A partir daí, ficou mais fácil inclusive aceitar o artificialismo da encenação. Em particular nos diálogos -em português, contrastando com a música cantada em francês-, a dramaturgia tende a cair nos tiques de TV. Mas não é disso, afinal, que se trata? A própria música de Offenbach não é feita, em boa parte, de efeitos comuns? E não é isso mesmo que se vê refletido nos mil espelhos e janelas do cenário? Ou em casa?
A diferença, claro, é que em casa não tem Cláudia Ricitelli no papel de Antônia, nem Luciana Bueno no da cortesã. A primeira já entrou para aquela categoria dos artistas sobre quem não resta mais qualquer dúvida. Ferreira esbanja a espoleta divina; Cláudia Ricitelli é outro tipo de deusa, serena até no desespero.
Do verde e laranja do ato 2, passou-se aqui ao azul (figurinos de Attílio Baschera). No ato 4, seria a vez do vermelho, no cabaré veneziano (figurinos de Elena Montanarini). No meio do vermelho, um "smoking", o Schlemil do barítono Sebastião Teixeira. E o preto sexy de Giulietta, que a sempre sexy Luciana Bueno dramatizou com requintes de malícia. O poeta parecia um menino, ao lado dessa loba. E a loba canta!

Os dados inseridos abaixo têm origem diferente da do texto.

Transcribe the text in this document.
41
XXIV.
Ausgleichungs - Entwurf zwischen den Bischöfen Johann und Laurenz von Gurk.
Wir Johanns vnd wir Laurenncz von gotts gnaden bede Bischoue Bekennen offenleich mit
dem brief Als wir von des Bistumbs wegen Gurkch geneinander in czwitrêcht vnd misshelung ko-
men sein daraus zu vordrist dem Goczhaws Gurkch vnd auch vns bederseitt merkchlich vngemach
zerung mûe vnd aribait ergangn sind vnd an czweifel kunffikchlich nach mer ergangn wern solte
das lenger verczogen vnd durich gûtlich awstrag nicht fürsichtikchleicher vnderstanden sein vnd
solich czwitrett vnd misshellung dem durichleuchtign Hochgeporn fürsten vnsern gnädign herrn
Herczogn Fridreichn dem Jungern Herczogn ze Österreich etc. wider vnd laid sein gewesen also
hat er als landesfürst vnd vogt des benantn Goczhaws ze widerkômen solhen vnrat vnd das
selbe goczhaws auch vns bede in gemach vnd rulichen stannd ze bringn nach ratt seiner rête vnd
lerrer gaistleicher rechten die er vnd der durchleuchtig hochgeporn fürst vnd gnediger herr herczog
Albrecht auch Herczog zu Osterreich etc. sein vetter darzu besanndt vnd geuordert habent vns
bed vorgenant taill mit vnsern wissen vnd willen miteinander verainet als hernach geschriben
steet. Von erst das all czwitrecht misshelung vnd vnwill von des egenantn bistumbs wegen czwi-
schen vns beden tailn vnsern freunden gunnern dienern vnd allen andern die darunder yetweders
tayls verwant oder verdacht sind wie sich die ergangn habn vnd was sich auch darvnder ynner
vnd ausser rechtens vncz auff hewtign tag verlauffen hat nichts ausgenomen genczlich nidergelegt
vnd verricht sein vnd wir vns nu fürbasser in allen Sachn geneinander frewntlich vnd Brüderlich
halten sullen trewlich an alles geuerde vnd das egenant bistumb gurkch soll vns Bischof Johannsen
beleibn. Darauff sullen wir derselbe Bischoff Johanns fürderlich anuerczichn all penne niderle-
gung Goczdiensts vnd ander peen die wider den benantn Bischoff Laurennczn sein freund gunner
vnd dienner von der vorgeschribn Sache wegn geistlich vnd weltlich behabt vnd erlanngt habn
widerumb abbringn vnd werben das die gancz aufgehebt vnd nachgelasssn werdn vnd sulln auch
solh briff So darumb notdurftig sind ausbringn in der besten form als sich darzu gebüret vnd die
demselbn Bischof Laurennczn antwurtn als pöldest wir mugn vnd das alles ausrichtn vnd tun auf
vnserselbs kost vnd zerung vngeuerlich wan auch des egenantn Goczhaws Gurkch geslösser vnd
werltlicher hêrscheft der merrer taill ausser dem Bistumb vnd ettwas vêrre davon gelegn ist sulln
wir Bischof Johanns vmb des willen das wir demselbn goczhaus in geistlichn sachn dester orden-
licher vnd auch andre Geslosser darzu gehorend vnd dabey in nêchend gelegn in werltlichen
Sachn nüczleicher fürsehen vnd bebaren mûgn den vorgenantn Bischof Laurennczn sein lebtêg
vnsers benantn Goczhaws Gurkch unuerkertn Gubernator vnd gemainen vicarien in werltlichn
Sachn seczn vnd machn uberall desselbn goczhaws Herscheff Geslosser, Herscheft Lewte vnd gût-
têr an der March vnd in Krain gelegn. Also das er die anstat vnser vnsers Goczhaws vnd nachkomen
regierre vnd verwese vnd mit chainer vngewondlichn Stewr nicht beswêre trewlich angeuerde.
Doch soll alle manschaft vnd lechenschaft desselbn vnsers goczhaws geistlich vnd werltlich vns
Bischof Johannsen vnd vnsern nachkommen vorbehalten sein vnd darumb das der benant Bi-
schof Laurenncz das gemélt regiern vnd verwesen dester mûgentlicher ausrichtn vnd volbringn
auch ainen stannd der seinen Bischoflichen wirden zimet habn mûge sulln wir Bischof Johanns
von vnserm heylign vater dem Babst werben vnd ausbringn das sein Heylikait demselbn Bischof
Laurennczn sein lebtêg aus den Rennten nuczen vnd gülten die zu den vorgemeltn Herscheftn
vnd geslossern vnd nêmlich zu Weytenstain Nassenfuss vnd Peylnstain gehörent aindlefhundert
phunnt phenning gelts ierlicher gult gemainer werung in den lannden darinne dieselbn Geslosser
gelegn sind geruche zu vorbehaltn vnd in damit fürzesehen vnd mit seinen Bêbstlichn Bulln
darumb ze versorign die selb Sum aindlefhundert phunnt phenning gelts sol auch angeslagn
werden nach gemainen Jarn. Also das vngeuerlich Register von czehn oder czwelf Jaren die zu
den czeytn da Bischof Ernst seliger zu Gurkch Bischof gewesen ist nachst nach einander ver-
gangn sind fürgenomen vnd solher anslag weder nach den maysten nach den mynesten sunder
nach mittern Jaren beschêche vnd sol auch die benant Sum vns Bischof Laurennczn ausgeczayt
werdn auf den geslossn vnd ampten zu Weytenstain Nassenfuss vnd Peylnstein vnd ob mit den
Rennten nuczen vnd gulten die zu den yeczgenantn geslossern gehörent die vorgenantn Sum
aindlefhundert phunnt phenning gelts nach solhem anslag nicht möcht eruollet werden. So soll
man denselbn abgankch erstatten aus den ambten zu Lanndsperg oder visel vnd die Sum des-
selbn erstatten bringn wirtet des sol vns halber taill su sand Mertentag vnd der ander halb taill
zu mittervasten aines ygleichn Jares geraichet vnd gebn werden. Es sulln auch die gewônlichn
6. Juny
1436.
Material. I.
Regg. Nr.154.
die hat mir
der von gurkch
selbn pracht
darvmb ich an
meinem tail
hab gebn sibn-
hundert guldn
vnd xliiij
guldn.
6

Nessa hora, nem o bom conselheiro teria alguma chance de diálogo. E olha que era Denise de Freitas, dobrando de Musa e Niklausse. A meio-soprano é outra glória nessa constelação de bons cantores brasileiros reunidos pelo maestro Maluf, que incluem Lício Bruno, excelente nas várias versões do diabo (Coppélius, Dr. Miracle etc.), Luciano Botelho (contraparte cômico), Pepes do Valle, Magda Painno, Paulo Queiroz, Leonardo Pace e Walter Felippe-Fawcett, sem falar no Coral Lírico.
A ópera é longa, a vida é curta, mas passam depressa, e a gente nem sente. Tanta coisa para lembrar: o trio dos óculos, a barcarola tecno, a ária do fantasma da mãe. Esplendores e desastres do coração, traduzidos em comédia, mas também em melodrama, no sentido literal da palavra: teatro da melodia. E todo mundo, afinal, sai do teatro de alma leve. Mistérios da música, comédias do enigma, que se desfaz e refaz aos olhos de quem ouve esses bonecos.